In the peer-reviewed study published by Current Biology, 21 infants were tested in 32 sessions using four different methods of soothing to get them back in their cribs peacefully. Overwhelmingly, researchers say, the winning process was what they call “5-Minute Carrying, 5- to 8-Minute Sitting.”

Here’s how it works, according to the study:

  1. With the baby in your arms, walk around for five minutes. Researchers say the lulling movement soothes crying and promotes sleep in babies.
  2. Before placing the baby down for sleep, sit with them in your arms for five to eight minutes.
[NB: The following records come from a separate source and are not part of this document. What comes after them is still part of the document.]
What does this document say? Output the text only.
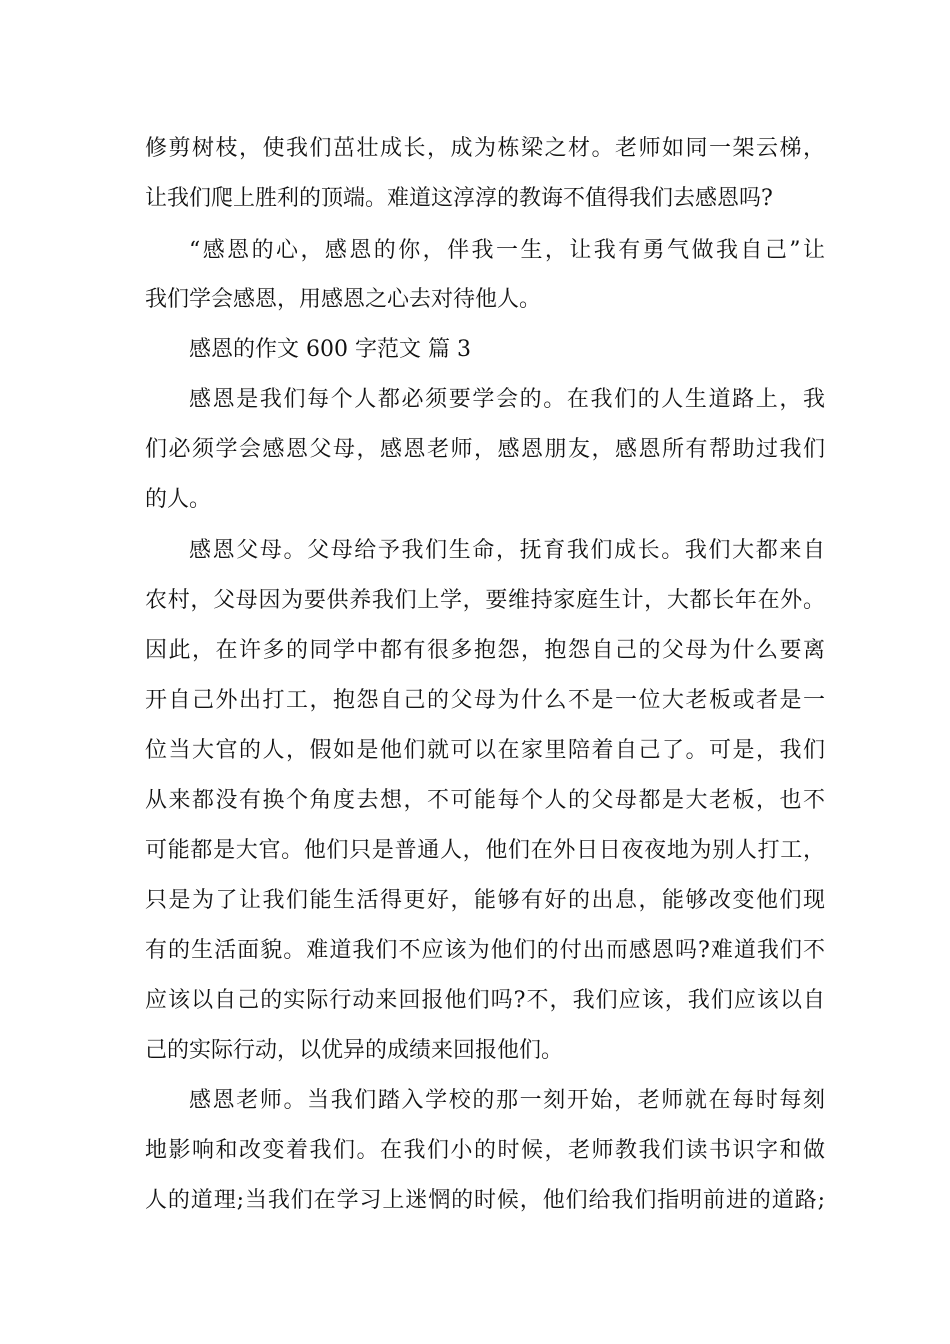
修剪树枝，使我们茁壮成长，成为栋梁之材。老师如同一架云梯，
让我们爬上胜利的顶端。难道这淳淳的教诲不值得我们去感恩吗?
“感恩的心，感恩的你，伴我一生，让我有勇气做我自己”让
我们学会感恩，用感恩之心去对待他人。
感恩的作文 600 字范文 篇 3
感恩是我们每个人都必须要学会的。在我们的人生道路上，我
们必须学会感恩父母，感恩老师，感恩朋友，感恩所有帮助过我们
的人。
感恩父母。父母给予我们生命，抚育我们成长。我们大都来自
农村，父母因为要供养我们上学，要维持家庭生计，大都长年在外。
因此，在许多的同学中都有很多抱怨，抱怨自己的父母为什么要离
开自己外出打工，抱怨自己的父母为什么不是一位大老板或者是一
位当大官的人，假如是他们就可以在家里陪着自己了。可是，我们
从来都没有换个角度去想，不可能每个人的父母都是大老板，也不
可能都是大官。他们只是普通人，他们在外日日夜夜地为别人打工，
只是为了让我们能生活得更好，能够有好的出息，能够改变他们现
有的生活面貌。难道我们不应该为他们的付出而感恩吗?难道我们不
应该以自己的实际行动来回报他们吗?不，我们应该，我们应该以自
己的实际行动，以优异的成绩来回报他们。
感恩老师。当我们踏入学校的那一刻开始，老师就在每时每刻
地影响和改变着我们。在我们小的时候，老师教我们读书识字和做
人的道理;当我们在学习上迷惘的时候，他们给我们指明前进的道路;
The stop-start motion helps prevent infants from waking after being laid down, researchers say.

Other methods tried on the babies included WalkHold (parent holds infant and walks around); SitHold (parent holds infant and sits); COT (infant was laid in a cot); and MCOT (infant placed in mobile crib or stroller and rocked back and forth). Researchers say these methods produced mixed results.

While some of the methods soothed initially, they didn’t help the return to the crib. Others helped infants get to their cribs peacefully but didn’t keep them asleep, according to the study.

For new parents, long bouts of crying — especially in the middle of a sleep-deprived night — can be among the top challenges with a new baby. The American Academy of Pediatrics says babies typically don’t have regular sleep cycles until around 4 months. And although newborns sleep up to 16-17 hours per day, it’s only in 1-2 hour increments, AAP says.

“About 20-30% of infants cry excessively and exhibit sleep difficulties for no apparent reason, causing parental stress and even triggering impulsive child maltreatment in a small number of cases,” the researchers write.

Authors said they hope their work is substantiated with even more studies.

Meanwhile, AAP recommends a few behaviors to help babies sleep through the night, including making sure babies stay awake for longer periods of the day. Additionally, parents should make nighttime feeding times and interactions quieter, whispering if necessary.